Avete giocato insieme al Psg, dove lei inseguiva il suo sogno: la Champions.
«Avevamo vinto 2-0 a Manchester con lo United. Capivo che non stavamo preparando in modo giusto il ritorno. Ma non lo dissi: in fondo ero l’ultimo arrivato, forse avevo ancora una mentalità provinciale, in fondo quelli erano tutti campioni, Mbappé aveva appena vinto il Mondiale... Prendemmo gol subito per un errore difensivo, il secondo fu anche colpa di una mia respinta imprecisa, beccammo il terzo e fummo eliminati. Non avevamo preparato in modo giusto il ritorno».
Perché la Juve non vince quasi mai la Champions?
«Parlo delle mie tre finali. Il Barcellona del 2015 e il Real Madrid del 2017 erano le squadre più forti degli ultimi vent’anni. E nel 2003 avevamo comunque di fronte il Milan di Shevchenko».
Perdeste ai rigori. E qualche mese dopo, rivela nel libro, lei cadde in depressione. Come andò?

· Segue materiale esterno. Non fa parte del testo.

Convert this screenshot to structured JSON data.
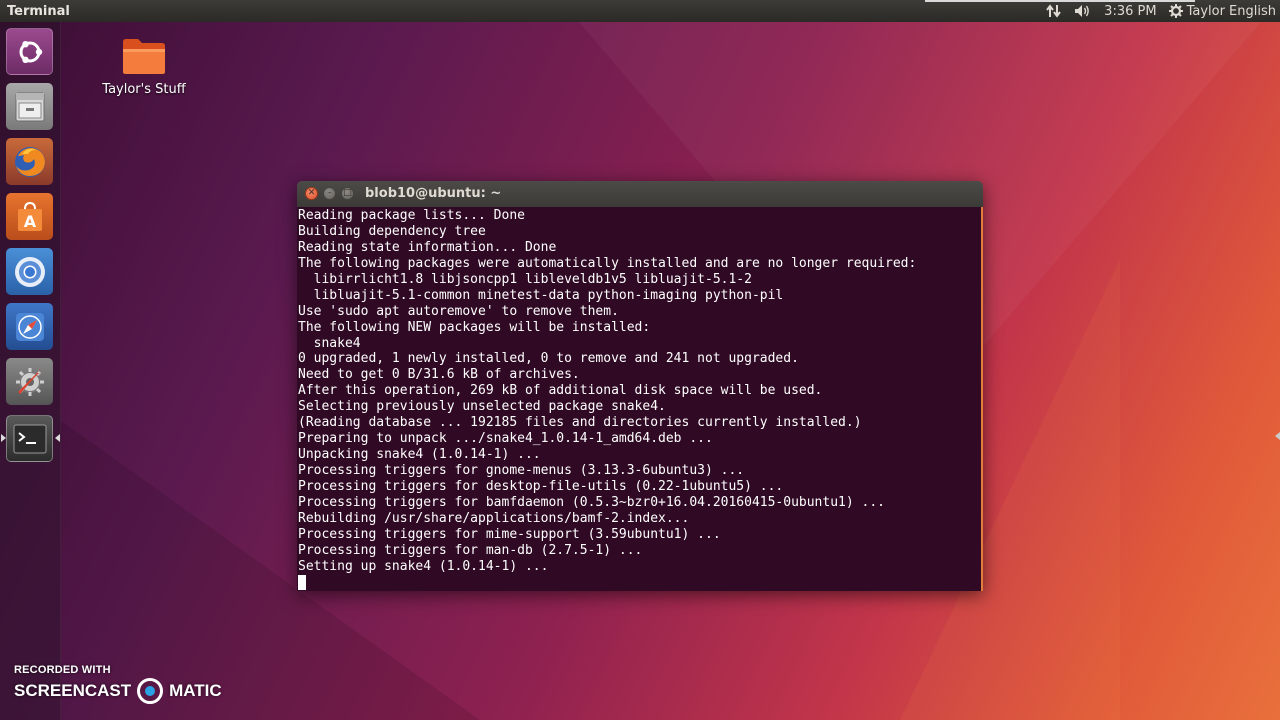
{
  "top_panel": {
    "app_title": "Terminal",
    "time": "3:36 PM",
    "user": "Taylor English",
    "network_icon": "network-updown-icon",
    "sound_icon": "volume-icon",
    "session_icon": "gear-icon"
  },
  "launcher": {
    "items": [
      {
        "name": "dash",
        "icon": "ubuntu-logo-icon"
      },
      {
        "name": "files",
        "icon": "file-cabinet-icon"
      },
      {
        "name": "firefox",
        "icon": "firefox-icon"
      },
      {
        "name": "ubuntu-software",
        "icon": "shopping-bag-icon"
      },
      {
        "name": "chromium",
        "icon": "chromium-icon"
      },
      {
        "name": "web-browser",
        "icon": "compass-icon"
      },
      {
        "name": "system-settings",
        "icon": "wrench-gear-icon"
      },
      {
        "name": "terminal",
        "icon": "terminal-icon"
      }
    ]
  },
  "desktop": {
    "folder_label": "Taylor's Stuff"
  },
  "terminal": {
    "title": "blob10@ubuntu: ~",
    "lines": [
      "Reading package lists... Done",
      "Building dependency tree",
      "Reading state information... Done",
      "The following packages were automatically installed and are no longer required:",
      "  libirrlicht1.8 libjsoncpp1 libleveldb1v5 libluajit-5.1-2",
      "  libluajit-5.1-common minetest-data python-imaging python-pil",
      "Use 'sudo apt autoremove' to remove them.",
      "The following NEW packages will be installed:",
      "  snake4",
      "0 upgraded, 1 newly installed, 0 to remove and 241 not upgraded.",
      "Need to get 0 B/31.6 kB of archives.",
      "After this operation, 269 kB of additional disk space will be used.",
      "Selecting previously unselected package snake4.",
      "(Reading database ... 192185 files and directories currently installed.)",
      "Preparing to unpack .../snake4_1.0.14-1_amd64.deb ...",
      "Unpacking snake4 (1.0.14-1) ...",
      "Processing triggers for gnome-menus (3.13.3-6ubuntu3) ...",
      "Processing triggers for desktop-file-utils (0.22-1ubuntu5) ...",
      "Processing triggers for bamfdaemon (0.5.3~bzr0+16.04.20160415-0ubuntu1) ...",
      "Rebuilding /usr/share/applications/bamf-2.index...",
      "Processing triggers for mime-support (3.59ubuntu1) ...",
      "Processing triggers for man-db (2.7.5-1) ...",
      "Setting up snake4 (1.0.14-1) ..."
    ]
  },
  "watermark": {
    "line1": "RECORDED WITH",
    "left": "SCREENCAST",
    "right": "MATIC"
  },
  "colors": {
    "terminal_bg": "#300a24",
    "terminal_fg": "#ffffff",
    "panel_bg": "#3c3b37",
    "close_button": "#e0532b",
    "accent": "#e37c3a"
  }
}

«Era la fine del 2003, il campionato era cominciato bene, poi cominciammo a perdere colpi e stimoli. Eravamo reduci da due scudetti di fila: dopo l’up, il down. Mi si spalancò davanti il vuoto. Cominciai a dormire male. Mi coricavo e mi prendeva l’ansia, pensando che non avrei chiuso occhio».
Poi accadde anche in campo.
«Un attacco di panico. Sentivo una pressione al petto, non riuscivo a respirare, pensai che non avrei mai voluto essere lì e non avrei mai potuto giocare la partita».
Una partita decisiva?
«No. Juve-Reggina, in casa. Andai dall’allenatore dei portieri, che era un grande: Ivano Bordon. Lui mi tranquillizzò: “Gigi, non devi giocare per forza”. Ripresi fiato. Guardai scaldarsi il secondo portiere, Chimenti, che è un mio carissimo amico. E pensai che ero davanti a una sliding door, a un passaggio decisivo della mia carriera, della mia vita».
Perché?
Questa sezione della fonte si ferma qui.